NEW YORK — Stocks turned higher Wednesday after the Federal Reserve said it would end its $600 billion bond-buying program as scheduled in June because the economy has improved.

The decision, announced after the Fed’s two-day policy meeting, was widely expected on Wall Street. The Fed made no changes to the bond program and said that job market conditions “are improving gradually.” It repeated its promise to keep interest rates low for “an extended period.”

Federal Reserve Chairman Ben Bernanke will hold a news conference on the economy later Wednesday. Bernanke is expected to discuss the job market, inflation and the prospects for economic growth in the months ahead.

The Dow Jones industrial average rose 45 points, or 0.4 percent, to 12,640 in afternoon trading. It went up about 30 points shortly after the Fed’s statement came out.

The Standard & Poor’s 500 rose 1, or 0.1 percent, to 1,349. The Nasdaq composite index rose 5, or 0.2 percent, to 2,853.

Earnings results were mixed. Boeing Co. rose less than 1 percent after reporting earnings that beat analyst expectations. The airplane maker and defense contractor also said it still expects to deliver its long delayed 787 aircraft in the third quarter.

DeVry Inc. rose 7 percent. The for-profit education company reported that its earnings rose 18 percent as its revenue rose.

Broadcom Corp. fell 12 percent a day after the chip maker issued a second-quarter revenue outlook that was below analyst estimates.

Specialty glass maker Corning Inc. rose 1 percent after the company’s revenue surged on strong sales of glass for flat-screen televisions, computers and mobile devices.

Johnson & Johnson fell less than 1 percent after the health giant said it would buy medical device maker Synthes Inc. for $21.3 billion in one of the largest deals in the company’s history.

Bond prices rose slightly after the Fed’s statement came out.

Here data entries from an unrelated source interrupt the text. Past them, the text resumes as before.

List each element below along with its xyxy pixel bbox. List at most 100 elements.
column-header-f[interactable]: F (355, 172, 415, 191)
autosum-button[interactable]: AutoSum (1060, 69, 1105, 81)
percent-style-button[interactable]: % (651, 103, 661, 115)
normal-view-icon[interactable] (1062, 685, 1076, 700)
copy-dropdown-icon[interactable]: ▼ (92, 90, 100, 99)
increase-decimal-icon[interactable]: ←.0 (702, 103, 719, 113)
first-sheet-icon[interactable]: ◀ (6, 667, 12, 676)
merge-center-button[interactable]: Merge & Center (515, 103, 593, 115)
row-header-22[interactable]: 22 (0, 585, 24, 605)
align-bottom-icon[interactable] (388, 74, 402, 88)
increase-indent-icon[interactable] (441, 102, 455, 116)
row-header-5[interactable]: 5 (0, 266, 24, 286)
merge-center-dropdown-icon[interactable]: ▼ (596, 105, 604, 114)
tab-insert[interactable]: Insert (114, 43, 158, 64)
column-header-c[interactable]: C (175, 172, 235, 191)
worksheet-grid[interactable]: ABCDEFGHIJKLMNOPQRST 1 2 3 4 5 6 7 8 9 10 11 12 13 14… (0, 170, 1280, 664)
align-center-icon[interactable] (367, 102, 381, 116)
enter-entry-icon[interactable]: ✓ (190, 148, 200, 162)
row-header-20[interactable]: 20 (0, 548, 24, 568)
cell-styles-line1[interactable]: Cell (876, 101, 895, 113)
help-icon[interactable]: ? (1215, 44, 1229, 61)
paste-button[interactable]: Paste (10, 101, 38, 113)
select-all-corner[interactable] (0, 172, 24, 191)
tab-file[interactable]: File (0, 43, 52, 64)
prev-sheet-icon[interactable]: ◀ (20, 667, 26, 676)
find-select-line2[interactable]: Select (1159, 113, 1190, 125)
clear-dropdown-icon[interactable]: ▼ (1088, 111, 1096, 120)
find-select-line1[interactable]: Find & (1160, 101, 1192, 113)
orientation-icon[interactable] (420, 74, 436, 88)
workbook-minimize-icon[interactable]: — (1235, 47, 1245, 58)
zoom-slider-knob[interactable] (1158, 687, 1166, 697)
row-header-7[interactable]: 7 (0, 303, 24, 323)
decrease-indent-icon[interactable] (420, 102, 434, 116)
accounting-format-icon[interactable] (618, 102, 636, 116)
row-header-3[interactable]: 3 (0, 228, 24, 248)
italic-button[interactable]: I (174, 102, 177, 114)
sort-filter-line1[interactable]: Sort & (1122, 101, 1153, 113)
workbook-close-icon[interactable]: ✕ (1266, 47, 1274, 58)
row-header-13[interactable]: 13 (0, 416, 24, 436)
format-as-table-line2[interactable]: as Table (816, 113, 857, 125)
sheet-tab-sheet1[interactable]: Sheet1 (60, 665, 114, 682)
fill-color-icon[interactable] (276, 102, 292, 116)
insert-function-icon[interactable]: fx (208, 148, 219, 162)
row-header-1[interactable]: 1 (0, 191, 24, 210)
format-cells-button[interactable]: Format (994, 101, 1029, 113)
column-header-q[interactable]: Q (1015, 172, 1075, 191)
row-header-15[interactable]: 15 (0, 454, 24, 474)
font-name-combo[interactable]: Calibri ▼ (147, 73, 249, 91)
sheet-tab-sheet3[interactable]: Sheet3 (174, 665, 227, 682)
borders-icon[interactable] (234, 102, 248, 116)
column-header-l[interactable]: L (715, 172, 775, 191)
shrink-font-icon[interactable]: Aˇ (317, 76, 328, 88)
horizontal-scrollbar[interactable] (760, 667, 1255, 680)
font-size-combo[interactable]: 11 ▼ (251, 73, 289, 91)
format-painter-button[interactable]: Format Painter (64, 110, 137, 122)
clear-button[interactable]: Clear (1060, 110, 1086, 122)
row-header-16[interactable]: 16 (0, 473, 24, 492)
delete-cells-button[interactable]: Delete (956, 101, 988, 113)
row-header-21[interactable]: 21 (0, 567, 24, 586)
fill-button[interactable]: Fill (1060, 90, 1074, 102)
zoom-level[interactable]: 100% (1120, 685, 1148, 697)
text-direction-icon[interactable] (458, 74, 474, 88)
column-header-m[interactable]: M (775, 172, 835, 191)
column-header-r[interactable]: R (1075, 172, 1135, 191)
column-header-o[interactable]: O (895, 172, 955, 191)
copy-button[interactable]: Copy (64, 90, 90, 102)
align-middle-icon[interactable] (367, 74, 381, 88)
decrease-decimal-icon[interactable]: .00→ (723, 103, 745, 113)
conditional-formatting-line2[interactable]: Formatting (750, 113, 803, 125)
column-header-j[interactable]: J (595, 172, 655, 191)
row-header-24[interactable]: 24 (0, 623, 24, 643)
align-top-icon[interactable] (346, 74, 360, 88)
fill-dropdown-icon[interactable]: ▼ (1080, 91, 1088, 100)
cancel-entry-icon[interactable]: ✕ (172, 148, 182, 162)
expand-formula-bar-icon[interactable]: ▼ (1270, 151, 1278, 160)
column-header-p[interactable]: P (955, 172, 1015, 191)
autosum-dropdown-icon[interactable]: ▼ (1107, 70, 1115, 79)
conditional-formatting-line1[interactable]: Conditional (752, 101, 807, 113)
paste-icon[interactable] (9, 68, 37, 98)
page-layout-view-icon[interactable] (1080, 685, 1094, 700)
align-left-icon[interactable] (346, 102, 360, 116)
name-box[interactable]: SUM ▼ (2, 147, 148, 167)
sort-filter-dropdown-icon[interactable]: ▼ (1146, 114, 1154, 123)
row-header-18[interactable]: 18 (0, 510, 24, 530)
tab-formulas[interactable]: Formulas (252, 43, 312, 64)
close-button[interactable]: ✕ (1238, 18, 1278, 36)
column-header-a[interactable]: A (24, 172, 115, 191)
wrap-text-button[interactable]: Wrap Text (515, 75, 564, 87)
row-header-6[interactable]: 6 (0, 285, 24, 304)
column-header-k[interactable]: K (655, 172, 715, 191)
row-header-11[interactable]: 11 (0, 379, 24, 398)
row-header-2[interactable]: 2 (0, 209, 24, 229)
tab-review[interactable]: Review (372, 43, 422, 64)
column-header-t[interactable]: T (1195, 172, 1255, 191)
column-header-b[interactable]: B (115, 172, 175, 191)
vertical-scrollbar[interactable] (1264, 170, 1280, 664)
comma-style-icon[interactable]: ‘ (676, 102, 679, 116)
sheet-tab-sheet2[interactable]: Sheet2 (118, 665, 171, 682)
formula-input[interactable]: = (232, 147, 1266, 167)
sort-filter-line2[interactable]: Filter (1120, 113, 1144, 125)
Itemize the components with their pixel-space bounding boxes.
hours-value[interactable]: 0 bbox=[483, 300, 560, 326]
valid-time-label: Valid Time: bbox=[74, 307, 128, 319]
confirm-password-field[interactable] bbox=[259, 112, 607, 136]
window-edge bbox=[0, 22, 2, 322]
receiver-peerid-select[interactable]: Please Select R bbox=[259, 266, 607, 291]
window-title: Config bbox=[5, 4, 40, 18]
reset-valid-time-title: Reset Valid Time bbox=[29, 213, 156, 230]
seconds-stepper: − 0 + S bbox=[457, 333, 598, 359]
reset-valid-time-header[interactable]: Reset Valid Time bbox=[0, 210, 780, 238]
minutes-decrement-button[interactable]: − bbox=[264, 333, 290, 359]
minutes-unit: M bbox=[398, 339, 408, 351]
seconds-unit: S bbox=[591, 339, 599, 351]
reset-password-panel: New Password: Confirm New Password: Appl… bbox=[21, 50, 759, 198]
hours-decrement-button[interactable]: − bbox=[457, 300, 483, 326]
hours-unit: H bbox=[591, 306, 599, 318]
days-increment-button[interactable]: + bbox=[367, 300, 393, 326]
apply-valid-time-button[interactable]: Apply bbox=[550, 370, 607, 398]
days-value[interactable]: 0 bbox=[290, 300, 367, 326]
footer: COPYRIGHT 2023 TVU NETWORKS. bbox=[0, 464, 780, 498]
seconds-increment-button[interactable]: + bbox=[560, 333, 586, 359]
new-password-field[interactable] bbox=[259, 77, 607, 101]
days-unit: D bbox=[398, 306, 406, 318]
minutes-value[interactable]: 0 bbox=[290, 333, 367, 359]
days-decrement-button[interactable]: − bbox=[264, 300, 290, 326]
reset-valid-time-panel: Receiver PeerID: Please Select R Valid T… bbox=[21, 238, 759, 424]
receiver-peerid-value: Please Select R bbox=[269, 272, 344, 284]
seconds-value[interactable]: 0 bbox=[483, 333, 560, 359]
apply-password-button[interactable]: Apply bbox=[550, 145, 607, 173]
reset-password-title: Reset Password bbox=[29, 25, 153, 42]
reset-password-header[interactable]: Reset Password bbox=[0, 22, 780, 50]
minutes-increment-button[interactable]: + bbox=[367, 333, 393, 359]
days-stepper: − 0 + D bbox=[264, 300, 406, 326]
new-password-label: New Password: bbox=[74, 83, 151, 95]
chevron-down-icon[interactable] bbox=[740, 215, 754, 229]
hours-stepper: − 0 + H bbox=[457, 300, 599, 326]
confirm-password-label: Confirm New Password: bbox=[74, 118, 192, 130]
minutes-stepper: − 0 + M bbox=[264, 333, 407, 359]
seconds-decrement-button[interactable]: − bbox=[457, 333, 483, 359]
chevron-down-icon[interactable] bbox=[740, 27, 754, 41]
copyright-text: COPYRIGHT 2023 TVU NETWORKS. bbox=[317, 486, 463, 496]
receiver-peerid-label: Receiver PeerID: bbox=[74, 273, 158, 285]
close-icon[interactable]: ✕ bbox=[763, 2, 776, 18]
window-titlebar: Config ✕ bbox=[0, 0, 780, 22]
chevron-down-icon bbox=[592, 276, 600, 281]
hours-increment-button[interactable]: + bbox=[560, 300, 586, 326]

The yield on the 10-year Treasury note fell to 3.35 percent after the Fed released its statement, after trading at 3.37 percent minutes earlier. The 10-year yield was trading at 3.32 percent late Tuesday.

Investors were encouraged after the Commerce Department reported that businesses increased their orders for long-lasting manufactured goods by 2.5 percent in March, a bigger increase than economists had predicted.

“The manufacturing sector remains the real bright spot of the economy,” said Peter Cardillo, chief market economist at New York-based brokerage house Avalon Partners Inc.

Stocks reached their highest level in nearly three years Tuesday on strong earnings results from major companies including Ford Motor Co. and Cummins Inc.

The S&P 500 reached its highest level since June 2008, while the Dow hit another high for the year. The Russell 2000 index, the benchmark for small-cap stocks, came close to its record high of 855.77 reached in July 2007.

Small-cap stocks have soared since the market’s rally began because they’re seen as having the best growth prospects as the economy recovers. The Russell 2000 gave up some of its gains on Wednesday, falling 1 point, or 0.1 percent, to 851.99.